Сейчас я пишу партитуры для оркестра к популярным песням. Это очень непростая работа, потому что тут нужно специальное образование, а у меня оно вокальное и актерское. Какие-то песни могут быть переработаны, какие-то я специально стал писать для оркестров.

Я стал петь советскую классику и патриотику. Меня очень это зацепило. Я перешел к голосовым, сложным песням, понял, что готов к их исполнению.

– Но главный ваш хит «Мне снова 18» написан совершенно в другом стиле.

– Как бы хорошо я ни спел песню Муслима Магомаева, в сердце слушателя она останется как магомаевская. Поэтому нужно создавать свои песни: о людях и для людей, написанные понятным, простым языком.

В песне «Мне снова 18» моя музыка, а слова написала девушка-поэт Роза Зименс.

Она хотела со мной поработать года два. Когда мне исполнилось 36 лет, я подумал: «36 – это 18 и снова 18». Я обратился к девушке: «У меня есть фраза, мне нужно срочно текст от вас». И она написала его за полтора часа.

В тот год я участвовал в открытии Международного московского кинофестиваля и подружился там с «Бурановскими бабушками». Я подумал, что с ними эта песня будет звучать интереснее. Они поначалу испугались, говорили: «Нас могут не так понять, мы уж и не помним, когда нам по 18 лет было». Еле уговорил их. Одна бабушка сказала: «А я помню, мне снова 18». Так они и оттаяли одна за другой.
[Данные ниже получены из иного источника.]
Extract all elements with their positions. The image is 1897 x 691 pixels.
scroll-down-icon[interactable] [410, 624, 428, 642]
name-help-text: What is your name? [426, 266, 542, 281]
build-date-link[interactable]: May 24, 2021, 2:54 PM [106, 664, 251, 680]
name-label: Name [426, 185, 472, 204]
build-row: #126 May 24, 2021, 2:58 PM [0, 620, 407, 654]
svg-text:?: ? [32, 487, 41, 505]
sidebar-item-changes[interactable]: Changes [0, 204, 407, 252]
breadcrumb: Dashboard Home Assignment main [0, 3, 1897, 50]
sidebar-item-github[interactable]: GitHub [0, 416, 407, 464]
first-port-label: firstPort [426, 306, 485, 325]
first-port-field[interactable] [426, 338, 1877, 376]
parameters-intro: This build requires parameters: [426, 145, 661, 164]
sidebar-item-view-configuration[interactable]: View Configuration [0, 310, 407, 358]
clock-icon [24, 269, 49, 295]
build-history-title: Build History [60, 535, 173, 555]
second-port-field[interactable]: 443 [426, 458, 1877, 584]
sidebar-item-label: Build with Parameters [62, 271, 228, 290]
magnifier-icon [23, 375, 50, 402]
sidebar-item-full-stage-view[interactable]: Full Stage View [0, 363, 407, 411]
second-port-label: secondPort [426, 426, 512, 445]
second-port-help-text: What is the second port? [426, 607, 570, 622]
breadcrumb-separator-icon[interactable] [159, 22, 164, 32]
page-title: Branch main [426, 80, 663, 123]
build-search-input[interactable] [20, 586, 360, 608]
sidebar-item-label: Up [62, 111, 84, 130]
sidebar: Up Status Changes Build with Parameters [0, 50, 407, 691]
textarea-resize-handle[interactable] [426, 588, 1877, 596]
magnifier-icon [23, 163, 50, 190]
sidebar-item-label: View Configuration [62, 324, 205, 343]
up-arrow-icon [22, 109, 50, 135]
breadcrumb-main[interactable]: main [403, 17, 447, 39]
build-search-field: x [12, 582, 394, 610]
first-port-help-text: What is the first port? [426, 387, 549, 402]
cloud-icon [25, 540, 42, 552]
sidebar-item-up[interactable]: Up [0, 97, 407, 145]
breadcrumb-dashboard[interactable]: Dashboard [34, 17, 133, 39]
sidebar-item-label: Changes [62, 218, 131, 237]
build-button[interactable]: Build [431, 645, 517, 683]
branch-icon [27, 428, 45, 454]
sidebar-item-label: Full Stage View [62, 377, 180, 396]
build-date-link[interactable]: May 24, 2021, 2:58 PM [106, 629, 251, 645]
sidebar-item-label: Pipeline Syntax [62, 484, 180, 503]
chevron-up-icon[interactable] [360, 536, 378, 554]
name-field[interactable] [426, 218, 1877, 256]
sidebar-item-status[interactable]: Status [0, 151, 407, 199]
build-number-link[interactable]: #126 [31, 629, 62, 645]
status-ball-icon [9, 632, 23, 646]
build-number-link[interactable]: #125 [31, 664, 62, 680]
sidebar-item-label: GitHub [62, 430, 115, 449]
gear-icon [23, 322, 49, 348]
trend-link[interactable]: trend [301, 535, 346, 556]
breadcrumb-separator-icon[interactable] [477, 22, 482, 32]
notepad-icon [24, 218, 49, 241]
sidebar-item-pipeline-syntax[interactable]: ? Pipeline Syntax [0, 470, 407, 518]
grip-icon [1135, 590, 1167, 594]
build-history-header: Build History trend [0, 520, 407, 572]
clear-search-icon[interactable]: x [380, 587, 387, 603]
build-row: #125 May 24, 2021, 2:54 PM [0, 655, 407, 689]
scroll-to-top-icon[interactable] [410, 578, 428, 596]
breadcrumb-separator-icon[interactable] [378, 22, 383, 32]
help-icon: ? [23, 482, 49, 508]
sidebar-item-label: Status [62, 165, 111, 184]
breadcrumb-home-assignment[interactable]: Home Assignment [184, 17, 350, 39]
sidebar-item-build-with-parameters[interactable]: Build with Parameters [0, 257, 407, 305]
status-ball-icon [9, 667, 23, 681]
А когда песню взяли радиостанции, они сказали: «О, какая песня, оказывается».

Мне, кстати, все тогда говорили: «Это не твое». Люди хотят живую обезьянку, это когда артист скачет по сцене, веселится. У тебя другое амплуа. Я включил видео, посмотрел на себя – действительно, какая-то мертвая обезьянка. И у меня ушло, наверное, полгода на то, чтобы оживить себя. Поначалу я был уверен, что ничего не получится, я наигранно старался, пыжился, но взлететь не получалось. А потом я начал этим жить. Меня спрашивали: «Ты что, запрещенные вещества принял». Я отвечал: «Нет, мне просто нравится моя музыка. И я понял, что надо делать на сцене». И песни мои, как выяснилось, зрители любят.


Дмитрий Нестеров – заслуженный артист России, окончил актерское отделение института современного искусства, после освоил эстрадный вокал в ГИТИСе.

На третьем курсе получил роли в мюзиклах «Волосы», «Свадьба соек» и «Иисус Христос – суперзвезда».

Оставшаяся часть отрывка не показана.